Mongkol Charoen

Personal information
- Nationality: Thai
- Born: Prasit Sripromtai April 30, 1978 (age 48) Ban Phai, Khon Kaen, Thailand
- Height: 5 ft 2½ in (159 cm)
- Weight: Minimumweight Junior flyweight

Boxing career
- Stance: Southpaw

Boxing record
- Total fights: 29
- Wins: 25
- Win by KO: 8
- Losses: 4
- Draws: 0
- No contests: 0

= Mongkol Charoen =

Mongkol Charoen (มงคล จ.เจริญ, born April 30, 1978, Khon Kaen) is a Thai former professional boxer who competed from 1994 to 2014. He held the minor organization WBF junior flyweight title in 1996.

==Career==
Mongkol was considered one of Thailand's most promising young boxers in 1995, with many believing he had the potential to become a future world champion. He rose through the ranks alongside his stablemate, Wandee Charoen, also known as Wandee Singwangcha, who later captured the WBC minimumweight title in 1999 after Ricardo López relinquished the belt to campaign in a higher weight division.

In 1994, he captured the Rajadamnern Stadium mini flyweight title, a championship widely regarded as the equivalent of Thailand's national title. The following year, he claimed the WBF junior flyweight world championship and successfully defended it three times.

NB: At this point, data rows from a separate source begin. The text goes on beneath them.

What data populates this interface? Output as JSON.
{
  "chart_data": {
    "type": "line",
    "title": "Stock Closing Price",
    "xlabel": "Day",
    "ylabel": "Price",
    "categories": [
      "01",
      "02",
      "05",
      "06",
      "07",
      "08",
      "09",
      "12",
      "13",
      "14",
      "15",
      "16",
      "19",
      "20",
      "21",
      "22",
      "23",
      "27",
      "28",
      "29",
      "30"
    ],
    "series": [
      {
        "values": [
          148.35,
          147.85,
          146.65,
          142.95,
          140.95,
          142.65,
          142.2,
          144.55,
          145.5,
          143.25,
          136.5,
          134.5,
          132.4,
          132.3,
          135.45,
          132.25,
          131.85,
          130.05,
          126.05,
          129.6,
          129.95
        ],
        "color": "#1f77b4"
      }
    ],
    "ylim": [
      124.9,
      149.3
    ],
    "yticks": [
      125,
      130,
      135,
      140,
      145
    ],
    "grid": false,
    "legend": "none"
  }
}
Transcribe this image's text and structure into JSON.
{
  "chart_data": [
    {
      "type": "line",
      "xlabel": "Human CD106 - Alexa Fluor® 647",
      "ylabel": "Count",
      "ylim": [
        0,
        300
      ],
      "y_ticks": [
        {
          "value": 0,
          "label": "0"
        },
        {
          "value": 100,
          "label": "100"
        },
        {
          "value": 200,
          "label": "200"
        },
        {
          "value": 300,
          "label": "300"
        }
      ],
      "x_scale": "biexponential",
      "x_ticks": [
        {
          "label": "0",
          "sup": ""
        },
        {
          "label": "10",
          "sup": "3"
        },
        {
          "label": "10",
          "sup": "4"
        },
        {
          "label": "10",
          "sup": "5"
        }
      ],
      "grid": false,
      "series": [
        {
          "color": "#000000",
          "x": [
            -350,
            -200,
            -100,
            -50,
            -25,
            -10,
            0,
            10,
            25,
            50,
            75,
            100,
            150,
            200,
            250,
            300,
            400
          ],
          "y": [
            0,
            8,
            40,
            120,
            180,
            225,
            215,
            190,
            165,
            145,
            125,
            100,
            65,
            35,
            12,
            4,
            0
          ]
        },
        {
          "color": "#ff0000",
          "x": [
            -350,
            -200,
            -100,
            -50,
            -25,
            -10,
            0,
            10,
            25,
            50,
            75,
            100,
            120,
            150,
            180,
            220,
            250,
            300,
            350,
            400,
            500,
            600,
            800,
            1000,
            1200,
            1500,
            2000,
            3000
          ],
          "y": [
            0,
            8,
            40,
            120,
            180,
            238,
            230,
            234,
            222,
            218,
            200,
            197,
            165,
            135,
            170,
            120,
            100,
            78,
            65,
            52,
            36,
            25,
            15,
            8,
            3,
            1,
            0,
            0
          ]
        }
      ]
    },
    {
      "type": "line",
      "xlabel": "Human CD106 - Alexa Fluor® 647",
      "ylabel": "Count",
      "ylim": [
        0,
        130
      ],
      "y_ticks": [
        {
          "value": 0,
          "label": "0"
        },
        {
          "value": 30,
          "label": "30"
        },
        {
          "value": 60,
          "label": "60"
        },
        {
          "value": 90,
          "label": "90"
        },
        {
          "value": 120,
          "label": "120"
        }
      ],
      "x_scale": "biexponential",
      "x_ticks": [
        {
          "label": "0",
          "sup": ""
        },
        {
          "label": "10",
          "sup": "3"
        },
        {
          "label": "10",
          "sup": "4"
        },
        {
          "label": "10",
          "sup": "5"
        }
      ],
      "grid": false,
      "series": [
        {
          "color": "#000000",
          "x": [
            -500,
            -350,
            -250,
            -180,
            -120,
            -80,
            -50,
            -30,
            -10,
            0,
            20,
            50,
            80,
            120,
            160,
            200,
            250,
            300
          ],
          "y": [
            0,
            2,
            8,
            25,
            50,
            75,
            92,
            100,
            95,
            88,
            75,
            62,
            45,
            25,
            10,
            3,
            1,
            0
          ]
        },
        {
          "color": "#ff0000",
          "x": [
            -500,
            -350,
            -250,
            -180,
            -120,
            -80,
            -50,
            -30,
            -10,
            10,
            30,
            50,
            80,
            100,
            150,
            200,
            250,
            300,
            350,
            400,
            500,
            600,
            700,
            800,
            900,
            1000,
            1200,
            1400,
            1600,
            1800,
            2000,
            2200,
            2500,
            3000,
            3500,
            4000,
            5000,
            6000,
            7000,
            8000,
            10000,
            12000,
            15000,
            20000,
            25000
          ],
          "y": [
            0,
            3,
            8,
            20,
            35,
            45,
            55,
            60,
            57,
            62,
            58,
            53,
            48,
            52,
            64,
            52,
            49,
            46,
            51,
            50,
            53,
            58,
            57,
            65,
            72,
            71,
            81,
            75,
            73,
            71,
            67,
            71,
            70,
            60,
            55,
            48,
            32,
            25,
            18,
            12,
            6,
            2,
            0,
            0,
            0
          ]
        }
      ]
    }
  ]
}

In his first title defense, he won a unanimous decision over veteran Thai boxer Pornchai Sit Phraphrom after 12 rounds at [[Fashion Island (Bangkok)
|Fashion Island]], Bangkok in 1996.

On March 29, 1997, he challenged undefeated Mexican champion Ricardo López for the WBC minimumweight world championship at the Las Vegas Hilton in Las Vegas, Nevada, United States. The fight was featured on the undercard of a Don King promotion headlined by IBF heavyweight champion Michael Moorer, who defended his title against Vaughn Bean. It marked the 19th defense of López's WBC title and was Mongkol's first professional bout outside Thailand. Although he lost by unanimous decision after 12 rounds, with scorecards of 120–107, 119–108, and 120–107 in López's favor, he became the only Thai boxer among the seven Thai opponents López faced during his career to go the distance without being knocked out. Following the bout, López praised Mongkol as a highly skilled boxer. Nevertheless, some observers felt that Mongkol had adopted an overly defensive approach throughout the fight.

A technically skilled southpaw, Mongkol Charoen was known for his defensive style of boxing. He fought his final professional bout in 2014 before retiring from boxing due to urinary stones.